Not a thing we're trained to do in adventure games because it feels bad and hurts the fantasy machismo.
Shellhead's Avatar
Shellhead replied the topic: #303086 04 Nov 2019 10:03
Nice review. I don't currently need another co-op/solitaire adventure game, but I will eventually get Shadows of Malice anyway. I like how the game offers players the space to apply their imaginations to the setting instead of just serving up another generic Tolkien variation.

I had no idea that British houses were so small. I have an older American house, and it's still more than twice the size of a British shoebox house.
san il defanso's Avatar
san il defanso replied the topic: #303483 06 Nov 2019 20:38
This game really does feel like an early crack at recreating the experience of original D&D. It's a very baroque design, but it feels that way intentionally. Like, there is so much dice-rolling that it actually makes the game a little longer, but it's clear it was designed that way on purpose.

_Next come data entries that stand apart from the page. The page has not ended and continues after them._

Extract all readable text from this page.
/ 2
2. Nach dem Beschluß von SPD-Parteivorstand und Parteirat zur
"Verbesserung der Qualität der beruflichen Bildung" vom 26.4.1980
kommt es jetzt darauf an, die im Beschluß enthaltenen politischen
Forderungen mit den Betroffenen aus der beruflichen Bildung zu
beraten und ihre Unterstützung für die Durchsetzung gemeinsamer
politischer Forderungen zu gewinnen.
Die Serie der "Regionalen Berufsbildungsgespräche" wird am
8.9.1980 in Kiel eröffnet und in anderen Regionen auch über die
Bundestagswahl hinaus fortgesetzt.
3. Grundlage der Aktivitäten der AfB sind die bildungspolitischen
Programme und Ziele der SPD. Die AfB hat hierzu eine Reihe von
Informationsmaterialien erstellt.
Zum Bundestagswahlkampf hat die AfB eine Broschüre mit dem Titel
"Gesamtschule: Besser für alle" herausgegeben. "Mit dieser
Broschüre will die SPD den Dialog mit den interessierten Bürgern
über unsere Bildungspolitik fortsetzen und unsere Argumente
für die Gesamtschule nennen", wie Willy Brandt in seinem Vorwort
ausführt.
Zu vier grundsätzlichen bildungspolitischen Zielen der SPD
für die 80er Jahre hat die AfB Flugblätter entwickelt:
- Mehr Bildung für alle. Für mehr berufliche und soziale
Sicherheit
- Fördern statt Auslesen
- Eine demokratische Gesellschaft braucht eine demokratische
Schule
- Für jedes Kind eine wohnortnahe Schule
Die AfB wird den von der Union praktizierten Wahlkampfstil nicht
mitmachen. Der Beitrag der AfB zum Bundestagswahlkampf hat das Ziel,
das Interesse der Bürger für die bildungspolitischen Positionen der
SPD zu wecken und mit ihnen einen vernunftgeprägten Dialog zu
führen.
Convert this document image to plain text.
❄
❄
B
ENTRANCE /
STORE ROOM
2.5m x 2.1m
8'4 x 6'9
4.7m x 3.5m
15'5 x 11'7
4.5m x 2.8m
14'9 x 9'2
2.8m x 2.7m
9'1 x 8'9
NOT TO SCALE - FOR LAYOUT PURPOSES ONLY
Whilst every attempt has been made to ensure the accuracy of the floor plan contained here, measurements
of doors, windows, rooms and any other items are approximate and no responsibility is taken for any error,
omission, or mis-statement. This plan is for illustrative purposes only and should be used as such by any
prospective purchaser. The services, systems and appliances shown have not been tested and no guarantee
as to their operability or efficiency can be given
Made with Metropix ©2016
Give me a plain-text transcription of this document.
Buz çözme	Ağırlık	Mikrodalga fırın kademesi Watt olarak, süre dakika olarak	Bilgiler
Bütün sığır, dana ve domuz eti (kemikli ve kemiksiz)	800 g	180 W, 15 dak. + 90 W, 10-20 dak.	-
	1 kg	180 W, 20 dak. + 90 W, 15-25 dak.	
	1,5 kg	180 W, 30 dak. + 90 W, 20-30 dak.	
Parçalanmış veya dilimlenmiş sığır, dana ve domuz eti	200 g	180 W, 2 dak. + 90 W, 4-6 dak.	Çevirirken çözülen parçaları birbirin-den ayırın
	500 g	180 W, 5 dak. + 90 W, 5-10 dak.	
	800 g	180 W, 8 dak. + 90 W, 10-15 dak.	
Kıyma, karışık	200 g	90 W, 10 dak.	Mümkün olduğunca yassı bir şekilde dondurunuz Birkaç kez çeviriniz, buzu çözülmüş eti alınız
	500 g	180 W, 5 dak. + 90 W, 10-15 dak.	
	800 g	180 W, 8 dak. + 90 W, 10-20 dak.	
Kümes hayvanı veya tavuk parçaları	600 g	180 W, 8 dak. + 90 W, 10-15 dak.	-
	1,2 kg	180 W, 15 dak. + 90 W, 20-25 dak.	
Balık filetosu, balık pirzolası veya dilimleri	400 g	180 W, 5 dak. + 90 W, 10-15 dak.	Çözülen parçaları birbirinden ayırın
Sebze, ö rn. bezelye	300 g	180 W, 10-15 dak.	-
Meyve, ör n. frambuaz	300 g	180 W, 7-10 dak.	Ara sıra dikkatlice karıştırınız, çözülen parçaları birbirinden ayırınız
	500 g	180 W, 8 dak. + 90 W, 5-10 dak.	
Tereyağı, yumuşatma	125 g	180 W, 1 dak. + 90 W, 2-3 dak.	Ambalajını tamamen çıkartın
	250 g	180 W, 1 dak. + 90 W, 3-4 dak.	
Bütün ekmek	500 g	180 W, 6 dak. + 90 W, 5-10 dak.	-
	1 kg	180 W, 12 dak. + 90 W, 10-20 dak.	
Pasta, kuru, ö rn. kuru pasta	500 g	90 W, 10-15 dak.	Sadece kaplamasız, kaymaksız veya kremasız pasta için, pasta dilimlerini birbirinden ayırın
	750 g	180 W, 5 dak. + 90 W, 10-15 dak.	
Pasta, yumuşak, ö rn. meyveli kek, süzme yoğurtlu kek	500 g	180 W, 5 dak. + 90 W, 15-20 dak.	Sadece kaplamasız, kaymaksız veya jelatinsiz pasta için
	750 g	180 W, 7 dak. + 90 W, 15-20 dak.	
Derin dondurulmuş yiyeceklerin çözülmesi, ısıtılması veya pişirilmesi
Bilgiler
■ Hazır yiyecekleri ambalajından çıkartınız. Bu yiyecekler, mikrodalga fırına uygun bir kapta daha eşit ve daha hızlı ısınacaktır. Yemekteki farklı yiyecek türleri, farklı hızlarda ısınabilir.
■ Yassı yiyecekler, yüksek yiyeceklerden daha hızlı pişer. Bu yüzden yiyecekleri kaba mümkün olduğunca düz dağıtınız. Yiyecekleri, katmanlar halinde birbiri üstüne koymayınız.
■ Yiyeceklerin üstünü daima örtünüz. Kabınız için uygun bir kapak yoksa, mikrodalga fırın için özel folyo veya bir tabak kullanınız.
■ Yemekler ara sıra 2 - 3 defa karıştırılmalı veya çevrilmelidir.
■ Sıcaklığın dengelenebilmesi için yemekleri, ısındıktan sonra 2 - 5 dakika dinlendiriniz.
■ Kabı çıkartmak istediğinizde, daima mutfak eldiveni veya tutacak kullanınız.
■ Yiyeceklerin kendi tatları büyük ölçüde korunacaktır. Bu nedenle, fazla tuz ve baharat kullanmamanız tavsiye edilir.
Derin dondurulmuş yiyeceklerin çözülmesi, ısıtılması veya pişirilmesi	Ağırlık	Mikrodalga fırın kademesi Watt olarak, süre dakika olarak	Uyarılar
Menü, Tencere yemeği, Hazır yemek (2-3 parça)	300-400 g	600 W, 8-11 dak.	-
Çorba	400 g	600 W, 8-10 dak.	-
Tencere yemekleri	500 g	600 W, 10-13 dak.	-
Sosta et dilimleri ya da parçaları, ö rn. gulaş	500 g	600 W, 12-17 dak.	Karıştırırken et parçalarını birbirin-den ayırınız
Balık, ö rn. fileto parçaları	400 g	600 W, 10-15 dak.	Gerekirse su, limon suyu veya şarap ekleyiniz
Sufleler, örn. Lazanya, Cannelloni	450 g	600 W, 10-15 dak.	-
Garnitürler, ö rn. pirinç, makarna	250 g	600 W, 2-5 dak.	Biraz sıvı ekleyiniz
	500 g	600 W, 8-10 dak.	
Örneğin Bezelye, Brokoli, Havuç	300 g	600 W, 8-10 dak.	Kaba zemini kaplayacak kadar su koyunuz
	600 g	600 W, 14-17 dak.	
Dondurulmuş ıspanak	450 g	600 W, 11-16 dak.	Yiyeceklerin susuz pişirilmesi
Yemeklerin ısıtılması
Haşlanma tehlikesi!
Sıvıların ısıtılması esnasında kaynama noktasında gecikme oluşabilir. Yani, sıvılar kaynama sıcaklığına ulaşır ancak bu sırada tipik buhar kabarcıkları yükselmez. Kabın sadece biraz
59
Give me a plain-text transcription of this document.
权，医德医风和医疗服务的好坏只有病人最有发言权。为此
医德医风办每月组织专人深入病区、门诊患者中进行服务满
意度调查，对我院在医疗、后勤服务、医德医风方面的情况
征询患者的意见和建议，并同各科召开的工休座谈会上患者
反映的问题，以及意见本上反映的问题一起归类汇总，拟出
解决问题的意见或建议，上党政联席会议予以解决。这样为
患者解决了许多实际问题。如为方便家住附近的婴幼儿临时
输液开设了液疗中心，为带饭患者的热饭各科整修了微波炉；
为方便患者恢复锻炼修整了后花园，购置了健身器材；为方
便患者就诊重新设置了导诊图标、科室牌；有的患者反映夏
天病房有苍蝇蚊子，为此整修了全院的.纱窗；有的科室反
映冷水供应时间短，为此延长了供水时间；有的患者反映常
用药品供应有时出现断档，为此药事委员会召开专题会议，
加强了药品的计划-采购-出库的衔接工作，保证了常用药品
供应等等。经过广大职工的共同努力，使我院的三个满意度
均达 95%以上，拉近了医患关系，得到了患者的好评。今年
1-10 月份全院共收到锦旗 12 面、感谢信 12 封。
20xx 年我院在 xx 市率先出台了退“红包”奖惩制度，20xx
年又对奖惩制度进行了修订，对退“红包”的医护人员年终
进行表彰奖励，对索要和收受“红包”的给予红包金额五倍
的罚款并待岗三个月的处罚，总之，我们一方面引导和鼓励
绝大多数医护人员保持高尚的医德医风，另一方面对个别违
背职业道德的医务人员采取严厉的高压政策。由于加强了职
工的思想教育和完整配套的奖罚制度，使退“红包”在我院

It's a difficult game to get played, partially because I feel like I need to review the rules every time I get it out. It also works solo, but it a lot more fun with other people. I might actually try to get this played sometime soon, I have some friends who might really be into it.
Gary Sax's Avatar
Gary Sax replied the topic: #303520 06 Nov 2019 23:15
The new edition has some official options to change the dice rolling amount and way bonuses are calculated. I appreciate that.